Oggi, con progetti come Gazzetta e Forchetta, Romaniello porta avanti la sua visione: il calcio e la cucina come linguaggio dell’ identità italiana. Un racconto dove il gol perfetto e il piatto perfetto si confondono. Quando l’intervista finisce, resta quella sensazione che solo i grandi narratori sanno lasciare: il desiderio di vivere con più curiosità, di osservare meglio le persone e di cercare un significato anche nei gesti più piccoli.

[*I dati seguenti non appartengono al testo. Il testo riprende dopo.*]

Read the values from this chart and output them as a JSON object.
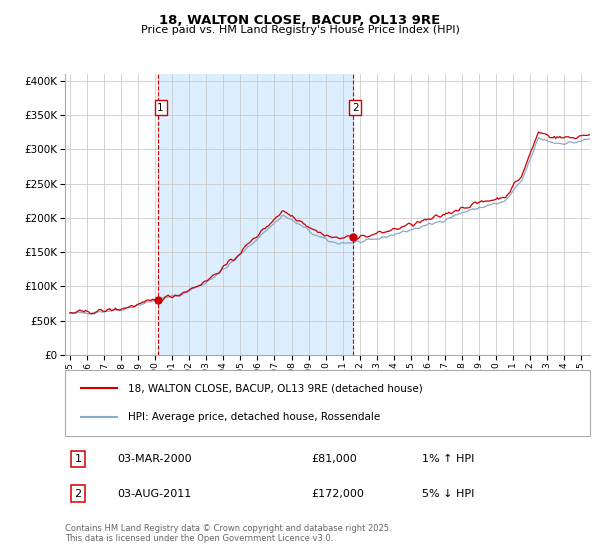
{
  "title": "18, WALTON CLOSE, BACUP, OL13 9RE",
  "subtitle": "Price paid vs. HM Land Registry's House Price Index (HPI)",
  "legend_line1": "18, WALTON CLOSE, BACUP, OL13 9RE (detached house)",
  "legend_line2": "HPI: Average price, detached house, Rossendale",
  "annotation1_label": "1",
  "annotation1_date": "03-MAR-2000",
  "annotation1_price": "£81,000",
  "annotation1_hpi": "1% ↑ HPI",
  "annotation2_label": "2",
  "annotation2_date": "03-AUG-2011",
  "annotation2_price": "£172,000",
  "annotation2_hpi": "5% ↓ HPI",
  "footer": "Contains HM Land Registry data © Crown copyright and database right 2025.\nThis data is licensed under the Open Government Licence v3.0.",
  "line_color_red": "#cc0000",
  "line_color_blue": "#88aacc",
  "shade_color": "#ddeeff",
  "vline_color": "#cc0000",
  "grid_color": "#cccccc",
  "background_color": "#ffffff",
  "ylim": [
    0,
    410000
  ],
  "ytick_vals": [
    0,
    50000,
    100000,
    150000,
    200000,
    250000,
    300000,
    350000,
    400000
  ],
  "transaction1_year": 2000.17,
  "transaction1_value": 81000,
  "transaction2_year": 2011.58,
  "transaction2_value": 172000,
  "start_year": 1995,
  "end_year": 2025.5,
  "anchors_t": [
    1995.0,
    1996.5,
    1998.0,
    2000.0,
    2001.5,
    2003.0,
    2004.5,
    2006.0,
    2007.5,
    2008.5,
    2009.5,
    2010.5,
    2011.5,
    2012.5,
    2013.5,
    2015.0,
    2016.5,
    2018.0,
    2019.5,
    2020.5,
    2021.5,
    2022.5,
    2023.5,
    2024.5,
    2025.5
  ],
  "anchors_v": [
    63000,
    65000,
    69000,
    82000,
    91000,
    109000,
    138000,
    174000,
    208000,
    193000,
    176000,
    166000,
    166000,
    168000,
    174000,
    184000,
    194000,
    208000,
    218000,
    223000,
    253000,
    315000,
    307000,
    307000,
    312000
  ]
}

Romaniello non parla per slogan, ma per immagini. Ogni sua frase ha il ritmo di un telecronista e la dolcezza di un piatto di casa. E chi lo ascolta, anche solo per un’ora, si porta via la sensazione che vivere sia un po’ come segnare un gol al novantesimo. Ci saluta con un sorriso che sembra dire “Continuare a giocare, anche quando la vita vi mette in panchina” e lancia un invito ai giovani: “Imparate a comunicare non solo per mestiere, ma per passione e per rispetto della bellezza”. Spegnendo la videocamera e riponendo i microfoni, ci accorgiamo che abbiamo imparato qualcosa non solo sul calcio o sul giornalismo, ma su come si guarda il mondo: con curiosità, fame e gratitudine.